Last week, Prime Minister Imran Khan announced an industry-specific historical aid package with an amnesty scheme – subsidies and tax holidays for investors and buyers – aimed at creating employment opportunities for daily wage earners and reversing the coronavirus pandemic that hit the domestic economy.

“The housing and construction industry will not only attract local investment, but also large foreign investments under the historic package,” said the former chairman of the Pakistan Builders and Developers Association (Ages) Hasan Bakshi while speaking with The Express Tribune.

“Delegations consisting of investors and constructors from countries including Singapore, China and the United Kingdom visited Pakistan before the pandemic outbreak (in China in December 2019),” he said.

It is very difficult to estimate the volume of foreign investment at this important point in time when the world is fully engaged in the war against a pandemic. “Foreign investment will be very large, which in addition to local investment, is expected to bring the potential to get rid of the IMF loan program over the next two years,” he said.

The government is working on the package for quite a long time in an effort to fulfill promises before the 2018 elections to build five million housing units and create 10 million job opportunities during the elected five-year term ending in mid-2023.

Contrary to the promise of the Pakistani government Tehreek-e-Insaf (PTI), hundreds of thousands of people lost their jobs and investment remained stagnant due to the harsh economic policies, which were partially enforced under the latest International Monetary Fund (IMF) loans for 39 months.
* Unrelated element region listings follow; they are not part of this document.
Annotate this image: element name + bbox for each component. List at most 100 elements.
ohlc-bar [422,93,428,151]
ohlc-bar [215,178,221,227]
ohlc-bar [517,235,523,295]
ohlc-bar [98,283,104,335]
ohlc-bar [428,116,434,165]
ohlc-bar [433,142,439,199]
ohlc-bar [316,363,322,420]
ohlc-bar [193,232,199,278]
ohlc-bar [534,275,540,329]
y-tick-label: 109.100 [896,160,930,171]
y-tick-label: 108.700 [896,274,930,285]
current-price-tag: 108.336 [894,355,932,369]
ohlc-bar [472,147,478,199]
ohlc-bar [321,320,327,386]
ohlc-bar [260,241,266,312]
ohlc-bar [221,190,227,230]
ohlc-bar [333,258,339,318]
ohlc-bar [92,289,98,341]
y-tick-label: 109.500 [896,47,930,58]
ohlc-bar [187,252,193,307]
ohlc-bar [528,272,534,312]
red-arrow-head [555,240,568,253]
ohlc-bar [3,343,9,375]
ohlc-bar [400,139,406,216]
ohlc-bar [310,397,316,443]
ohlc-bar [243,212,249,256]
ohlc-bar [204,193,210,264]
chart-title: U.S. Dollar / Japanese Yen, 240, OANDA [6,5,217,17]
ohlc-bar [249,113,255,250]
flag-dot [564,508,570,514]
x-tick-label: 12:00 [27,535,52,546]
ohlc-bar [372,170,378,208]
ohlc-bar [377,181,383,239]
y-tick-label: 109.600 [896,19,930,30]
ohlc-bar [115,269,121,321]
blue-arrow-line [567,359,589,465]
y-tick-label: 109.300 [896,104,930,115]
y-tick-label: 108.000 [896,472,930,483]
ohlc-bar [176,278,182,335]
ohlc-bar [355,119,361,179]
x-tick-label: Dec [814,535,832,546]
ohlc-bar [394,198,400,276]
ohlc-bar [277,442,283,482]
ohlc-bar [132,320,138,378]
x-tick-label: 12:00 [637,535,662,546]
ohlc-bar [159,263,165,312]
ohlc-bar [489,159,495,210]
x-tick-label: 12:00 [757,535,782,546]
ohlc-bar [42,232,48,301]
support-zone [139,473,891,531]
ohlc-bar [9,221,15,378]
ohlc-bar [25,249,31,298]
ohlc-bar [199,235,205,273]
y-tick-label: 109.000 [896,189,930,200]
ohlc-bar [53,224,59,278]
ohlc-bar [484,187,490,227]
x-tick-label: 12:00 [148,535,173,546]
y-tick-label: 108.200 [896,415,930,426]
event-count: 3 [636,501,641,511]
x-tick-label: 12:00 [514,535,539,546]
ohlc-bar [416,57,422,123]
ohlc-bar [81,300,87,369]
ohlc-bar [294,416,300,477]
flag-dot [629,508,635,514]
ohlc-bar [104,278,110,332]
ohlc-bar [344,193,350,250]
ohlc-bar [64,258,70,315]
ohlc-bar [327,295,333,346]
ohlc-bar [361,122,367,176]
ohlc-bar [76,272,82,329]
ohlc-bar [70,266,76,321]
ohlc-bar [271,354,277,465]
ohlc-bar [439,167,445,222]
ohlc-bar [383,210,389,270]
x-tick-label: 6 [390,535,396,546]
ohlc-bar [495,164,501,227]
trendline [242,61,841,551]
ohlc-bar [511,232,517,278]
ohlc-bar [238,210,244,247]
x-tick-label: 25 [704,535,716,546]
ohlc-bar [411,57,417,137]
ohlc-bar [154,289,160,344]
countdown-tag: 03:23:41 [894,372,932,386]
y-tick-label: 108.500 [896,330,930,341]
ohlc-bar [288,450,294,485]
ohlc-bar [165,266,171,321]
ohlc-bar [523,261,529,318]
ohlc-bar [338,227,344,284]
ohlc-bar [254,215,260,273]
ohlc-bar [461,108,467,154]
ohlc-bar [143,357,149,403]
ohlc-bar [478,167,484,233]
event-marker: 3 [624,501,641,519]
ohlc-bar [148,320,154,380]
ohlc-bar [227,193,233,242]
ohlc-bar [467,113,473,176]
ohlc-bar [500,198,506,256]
The $ 6 billion program starts in May 2019.

The current fiscal year is seen as a year of economic revival after three years of economic hardship. However, COVID-19 has extended the recovery phase.

“The share of the housing and construction industry stands at 2-2.5% in gross domestic product (GDP),” said Bakshi who is also a member of the prime minister’s task force for housing.

“GDP from construction in Pakistan increased to Rs343.19 billion in 2018 from Rs320.77 billion in 2017,” according to tradingeconomics.com.

The port city alone will see more than 500 new construction projects by the end of December, because major construction activities have been halted due to the moratorium. “Now the court has revoked the moratorium on multi-storey buildings,” said the former chairman of the Century.

“This (construction) is the only sector that can revive the economy after we have overcome the health crisis (in the coming weeks and months). This will activate more than 70 construction industries and related industries. In addition, there are investors and buyers of housing units. The housing sector remains a safe haven for long-term investors because the stock market has lost strength, “he said.

The aid package offers provisions such as not asking about the source of income from investments. The government will approve potential projects within 45 days. Projects need to obtain an NOC from about 18 departments.

“Usually it takes 1.5-2 years to get an approved project design,” he said.

An average project of 100 apartments with 2-4 bedrooms each can cost Rs 1.5-2 billion. Such projects can be built to be ready to live in 3-4 years.

New projects can be categorized in three sizes; low cost (Rs3,3,5 million), medium cost (Rs3,5-5 million) and high cost (starting from Rs5 million), he said.

Construction activities are expected to begin after Eid al-Fitr (fall late May) and pick up momentum after monsoon rains (June-July).

Published in The Express Tribune, 7 Aprilth, 2020.